Clean Water Here Launches the Largest Safe Drinking Water Social Media Campaign in U.S. History on UN World Water Day 2017

The Clean Water Here social-media initiative to promote safe drinking water was launched today in celebration of UN Water World Water Day. The overall social-media voice of the campaign exceeded 790 million people.

Thanks to the support of Pitbull, Pink, Bruno Mars, Britney Spears, Maroon 5, Ed Sheeran, Pharrell Williams, Kesha, Sting, Fergie, Ryan Seacrest, Jason Derulo, Christina Aguilera, Ziggy Marley, Shania Twain, Seal, Andra Day, Seal, Pentatonix, Natasha Bedingfield, Nick Jonas, Juanes, Niall Horan, Fifth Harmony, Sean Mendes and more, this campaign encouraged and empowered the public to lend their social voices to help people understand the nature and scope of the global water crisis by promoting safe drinking water here in the United States on UN World Water Day.

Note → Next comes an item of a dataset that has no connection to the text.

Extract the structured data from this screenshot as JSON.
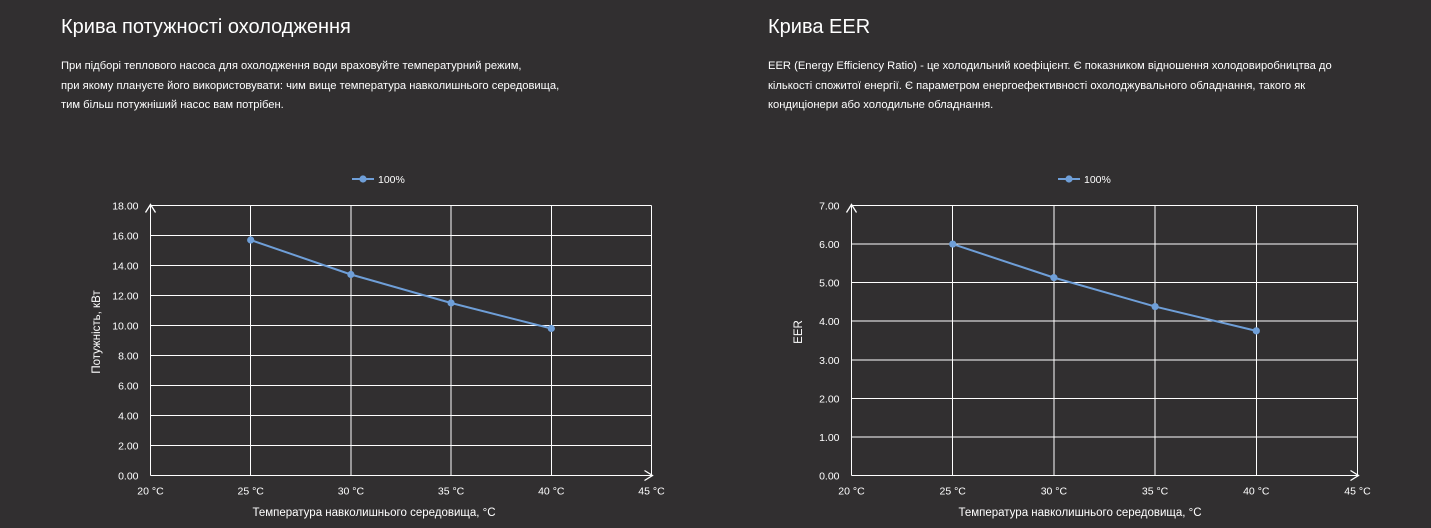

UN World Water Day is coordinated by UN-Water and the 2017 campaign is led by UN Environment, UN-HABITAT, United Nations University and the World Health Organization.

“I want to thank the celebrities and the public who used their influence through social media to support Clean Water Here,” said Lani Dolifka, the Founder of Clean Water Here and CEO of Watermill Express, “There are too many communities in the United States and around the world that still don’t have access to safe drinking water. It’s particularly important for the lives of our children.”

“Making the right to water a practical reality holds out the promise of transformed lives for billions of people.” said Dr. Jamie Bartram, Director of the Water Institute at the University of North Carolina, whose world-renowned work as a professor and author/editor includes dozens of academic papers and books discussing the intersection of where water and health come together. “We also must make safe water available to those robbed of their own potential by neurotoxic pollutants, like lead in Flint and elsewhere in the United States.”

Evidence shows that children exposed to lead develop neurological deficiencies, leading to issues such as childhood intellectual disabilities, hearing problems, anemia, or behavior problems. There are an estimated 600,000 new cases of child lead exposure every year worldwide. Additionally in the United States, aging infrastructure, limited funding and management capacity for disadvantaged communities, the degradation of source water, and the risks from unregulated contaminants all contribute to the growing concern domestically.

“We believe that access to safe drinking water is a basic human right,” said David Clark, the co-creator of Clean Water Here and the Founder of Cause Flash. “We commend UN-Water for its leadership on this important issue, and their ongoing work as the effective mechanism that coordinates the UN’s work on water and sanitation. Collectively, between all the parties involved, I am both pleased and proud of our ground-breaking campaign.”